As Seattle Weekly wrote at the time: “On a warm sunburst Monday morning at 8:48, the 5-foot-8, 150-pound Duckworth, clad in a hood and dark-colored sweatshirt, climbed aboard the Route 27 Metro Transit bus on Third Avenue in front of Benaroya Hall. Eyewitnesses say he paced back and forth, refusing the driver’s request to pay his fare.
“Then, inexplicably, Duckworth lept at the driver, 64-year-old DeLoy Dupuis, and attacked him before turning his revolver on him. He shot Dupuis at least twice, in the cheek and arm. Police chased Duckworth down University and along Second Avenue. They gunned him down in front of 40 startled passengers after he entered another Metro bus at Second and Seneca.

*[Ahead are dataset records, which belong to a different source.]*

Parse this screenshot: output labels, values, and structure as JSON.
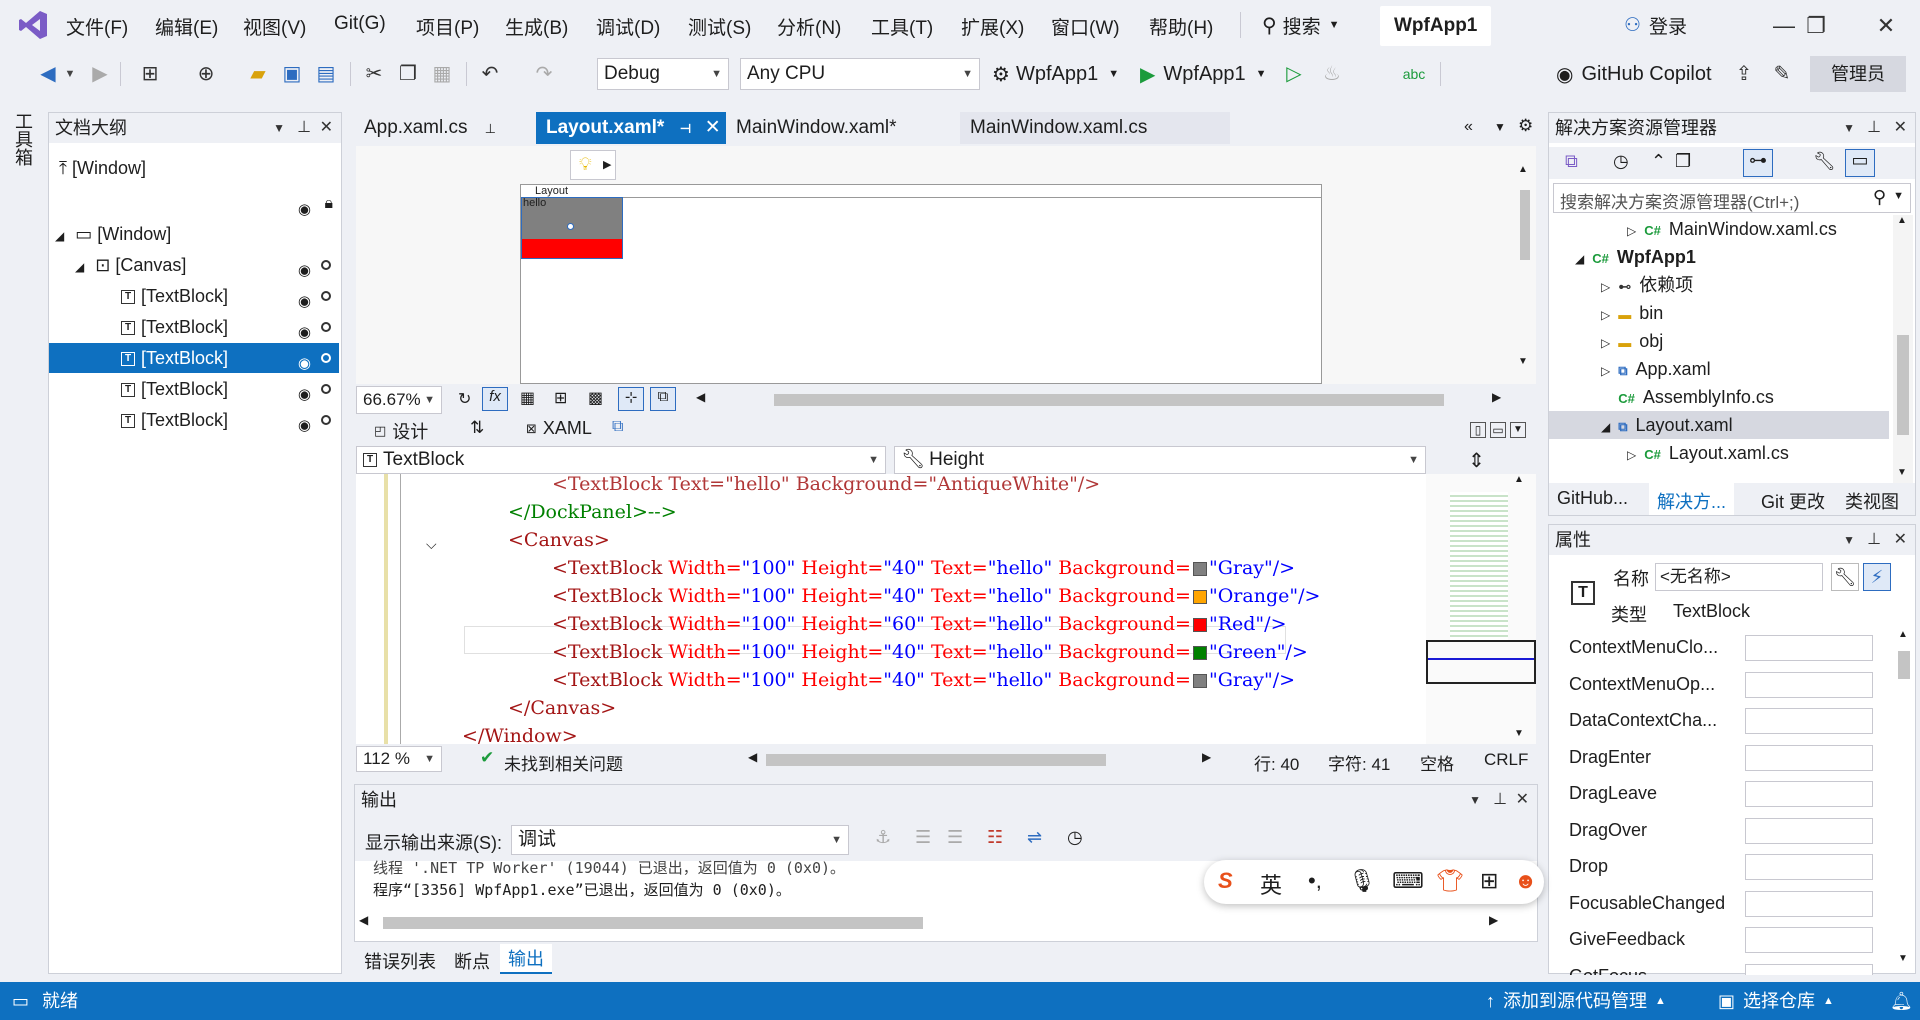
{
  "menu": {
    "items": [
      "文件(F)",
      "编辑(E)",
      "视图(V)",
      "Git(G)",
      "项目(P)",
      "生成(B)",
      "调试(D)",
      "测试(S)",
      "分析(N)",
      "工具(T)",
      "扩展(X)",
      "窗口(W)",
      "帮助(H)"
    ],
    "search_label": "搜索",
    "window_title": "WpfApp1",
    "login_label": "登录"
  },
  "toolbar": {
    "config": "Debug",
    "platform": "Any CPU",
    "startup_project": "WpfApp1",
    "run_target": "WpfApp1",
    "copilot_label": "GitHub Copilot",
    "admin_label": "管理员"
  },
  "toolbox": {
    "label": "工具箱"
  },
  "outline": {
    "title": "文档大纲",
    "top_item": "[Window]",
    "window": "[Window]",
    "canvas": "[Canvas]",
    "items": [
      "[TextBlock]",
      "[TextBlock]",
      "[TextBlock]",
      "[TextBlock]",
      "[TextBlock]"
    ]
  },
  "tabs": {
    "t1": "App.xaml.cs",
    "t2": "Layout.xaml*",
    "t3": "MainWindow.xaml*",
    "t4": "MainWindow.xaml.cs"
  },
  "designer": {
    "window_caption": "Layout",
    "block_text": "hello",
    "zoom": "66.67%",
    "design_tab": "设计",
    "xaml_tab": "XAML"
  },
  "code_nav": {
    "element": "TextBlock",
    "member": "Height"
  },
  "code": {
    "l0": "<TextBlock Text=\"hello\" Background=\"AntiqueWhite\"/>",
    "l1": "</DockPanel>-->",
    "l2": "<Canvas>",
    "rows": [
      {
        "w": "\"100\"",
        "h": "\"40\"",
        "t": "\"hello\"",
        "bg": "\"Gray\"/>",
        "color": "#808080"
      },
      {
        "w": "\"100\"",
        "h": "\"40\"",
        "t": "\"hello\"",
        "bg": "\"Orange\"/>",
        "color": "#ffa500"
      },
      {
        "w": "\"100\"",
        "h": "\"60\"",
        "t": "\"hello\"",
        "bg": "\"Red\"/>",
        "color": "#ff0000"
      },
      {
        "w": "\"100\"",
        "h": "\"40\"",
        "t": "\"hello\"",
        "bg": "\"Green\"/>",
        "color": "#008000"
      },
      {
        "w": "\"100\"",
        "h": "\"40\"",
        "t": "\"hello\"",
        "bg": "\"Gray\"/>",
        "color": "#808080"
      }
    ],
    "l8": "</Canvas>",
    "l9": "</Window>"
  },
  "editor_status": {
    "zoom": "112 %",
    "issues": "未找到相关问题",
    "line": "行: 40",
    "col": "字符: 41",
    "spacing": "空格",
    "eol": "CRLF"
  },
  "output": {
    "title": "输出",
    "source_label": "显示输出来源(S):",
    "source_value": "调试",
    "line1": "线程 '.NET TP Worker' (19044) 已退出，返回值为 0 (0x0)。",
    "line2": "程序“[3356] WpfApp1.exe”已退出，返回值为 0 (0x0)。",
    "tabs": [
      "错误列表",
      "断点",
      "输出"
    ]
  },
  "solution": {
    "title": "解决方案资源管理器",
    "search_placeholder": "搜索解决方案资源管理器(Ctrl+;)",
    "items": [
      {
        "label": "MainWindow.xaml.cs",
        "indent": 3
      },
      {
        "label": "WpfApp1",
        "indent": 1
      },
      {
        "label": "依赖项",
        "indent": 2
      },
      {
        "label": "bin",
        "indent": 2
      },
      {
        "label": "obj",
        "indent": 2
      },
      {
        "label": "App.xaml",
        "indent": 2
      },
      {
        "label": "AssemblyInfo.cs",
        "indent": 2
      },
      {
        "label": "Layout.xaml",
        "indent": 2
      },
      {
        "label": "Layout.xaml.cs",
        "indent": 3
      }
    ],
    "bottom_tabs": [
      "GitHub...",
      "解决方...",
      "Git 更改",
      "类视图"
    ]
  },
  "properties": {
    "title": "属性",
    "name_label": "名称",
    "name_value": "<无名称>",
    "type_label": "类型",
    "type_value": "TextBlock",
    "events": [
      "ContextMenuClo...",
      "ContextMenuOp...",
      "DataContextCha...",
      "DragEnter",
      "DragLeave",
      "DragOver",
      "Drop",
      "FocusableChanged",
      "GiveFeedback",
      "GotFocus"
    ]
  },
  "status": {
    "ready": "就绪",
    "source_control": "添加到源代码管理",
    "repo": "选择仓库"
  },
  "ime": {
    "lang": "英"
  }
}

Drug-addled, homeless, with a 10th-grade education, Duckworth, court records show, was arrested 71 times over the past dozen years. Most those arrests involved drug dealing or drug buying, though in March 2007, he was arrested for firing a rock through the window of a Pioneer Square nightclub and then stabbing an employee with a plastic knife, and spent 76 days in jail. He got another 60 days for crack cocaine possession in July 2007.
King County Prosecutor Dan Satterberg recommended the inquest after his office reviewed investigative materials from the Seattle Police Department.

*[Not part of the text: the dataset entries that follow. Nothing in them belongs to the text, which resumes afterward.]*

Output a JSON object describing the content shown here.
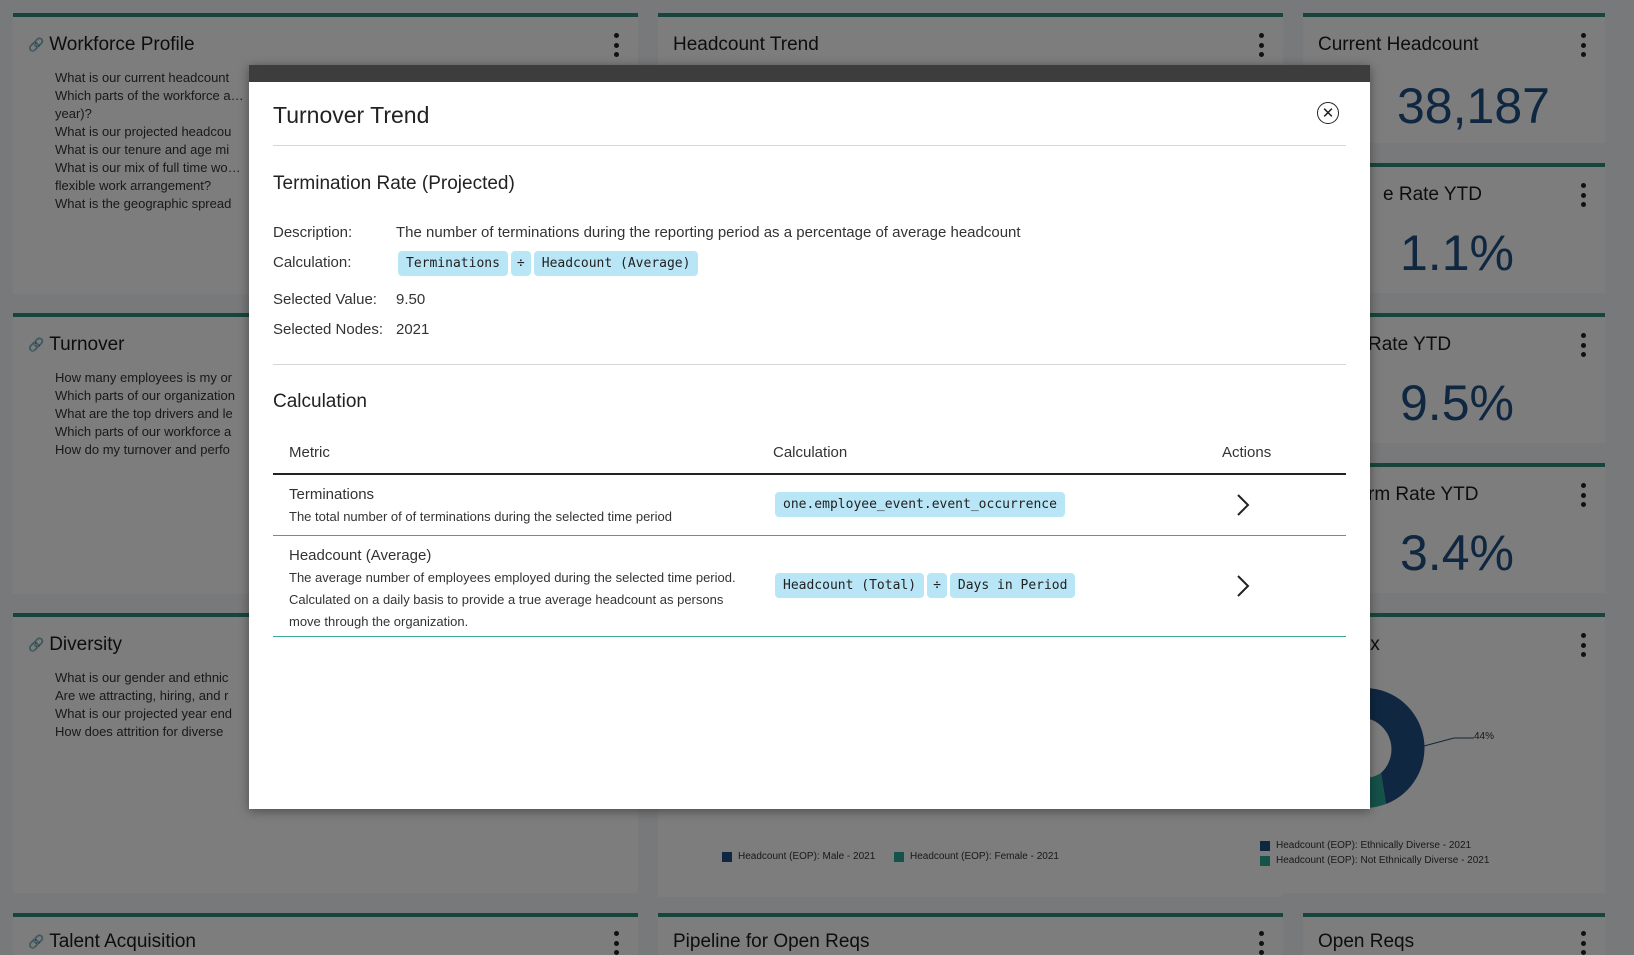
{
  "dashboard": {
    "workforce_profile": {
      "title": "Workforce Profile",
      "questions": [
        "What is our current headcount",
        "Which parts of the workforce a… year)?",
        "What is our projected headcou",
        "What is our tenure and age mi",
        "What is our mix of full time wo… flexible work arrangement?",
        "What is the geographic spread"
      ]
    },
    "headcount_trend": {
      "title": "Headcount Trend"
    },
    "current_headcount": {
      "title": "Current Headcount",
      "value": "38,187"
    },
    "stat_2": {
      "title": "e Rate YTD",
      "value": "1.1%"
    },
    "stat_3": {
      "title": "Rate YTD",
      "value": "9.5%"
    },
    "stat_4": {
      "title": "rm Rate YTD",
      "value": "3.4%"
    },
    "turnover": {
      "title": "Turnover",
      "questions": [
        "How many employees is my or",
        "Which parts of our organization",
        "What are the top drivers and le",
        "Which parts of our workforce a",
        "How do my turnover and perfo"
      ]
    },
    "diversity": {
      "title": "Diversity",
      "questions": [
        "What is our gender and ethnic",
        "Are we attracting, hiring, and r",
        "What is our projected year end",
        "How does attrition for diverse"
      ]
    },
    "mix": {
      "title": "ix",
      "pct_label": "44%",
      "legend": [
        "Headcount (EOP): Ethnically Diverse - 2021",
        "Headcount (EOP): Not Ethnically Diverse - 2021"
      ]
    },
    "gender_legend": [
      "Headcount (EOP): Male - 2021",
      "Headcount (EOP): Female - 2021"
    ],
    "talent_acquisition": {
      "title": "Talent Acquisition"
    },
    "pipeline": {
      "title": "Pipeline for Open Reqs"
    },
    "open_reqs": {
      "title": "Open Reqs"
    },
    "colors": {
      "accent": "#2e8b7a",
      "dark_blue": "#1f4e80",
      "teal": "#2aa594"
    }
  },
  "modal": {
    "title": "Turnover Trend",
    "metric_title": "Termination Rate (Projected)",
    "labels": {
      "description": "Description:",
      "calculation": "Calculation:",
      "selected_value": "Selected Value:",
      "selected_nodes": "Selected Nodes:"
    },
    "description": "The number of terminations during the reporting period as a percentage of average headcount",
    "calculation_chips": [
      "Terminations",
      "÷",
      "Headcount (Average)"
    ],
    "selected_value": "9.50",
    "selected_nodes": "2021",
    "calc_section_title": "Calculation",
    "table": {
      "headers": [
        "Metric",
        "Calculation",
        "Actions"
      ],
      "rows": [
        {
          "name": "Terminations",
          "description": "The total number of of terminations during the selected time period",
          "chips": [
            "one.employee_event.event_occurrence"
          ]
        },
        {
          "name": "Headcount (Average)",
          "description": "The average number of employees employed during the selected time period. Calculated on a daily basis to provide a true average headcount as persons move through the organization.",
          "chips": [
            "Headcount (Total)",
            "÷",
            "Days in Period"
          ]
        }
      ]
    }
  }
}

Inquests are fact-finding hearings conducted before a six-member jury. Under a standing Executive Order, inquests are convened to determine the causes and circumstances of any death that involves a member of any law enforcement agency within King County, in the performance of his or her duties.
As the King County Executive Office stated, “Inquests provide transparency into law enforcement actions so the public may have all the facts established in a court of law. The ordering of an inquest should carry no other implication. Inquest jurors answer a series of interrogatories to determine the significant factual issues involved in the case, and it is not their purpose to determine whether any person or agency is civilly or criminally liable.”
The order signed by the Executive requests King County District Court Presiding Judge Corinna Harn to assign a judge to set a date and conduct the inquest.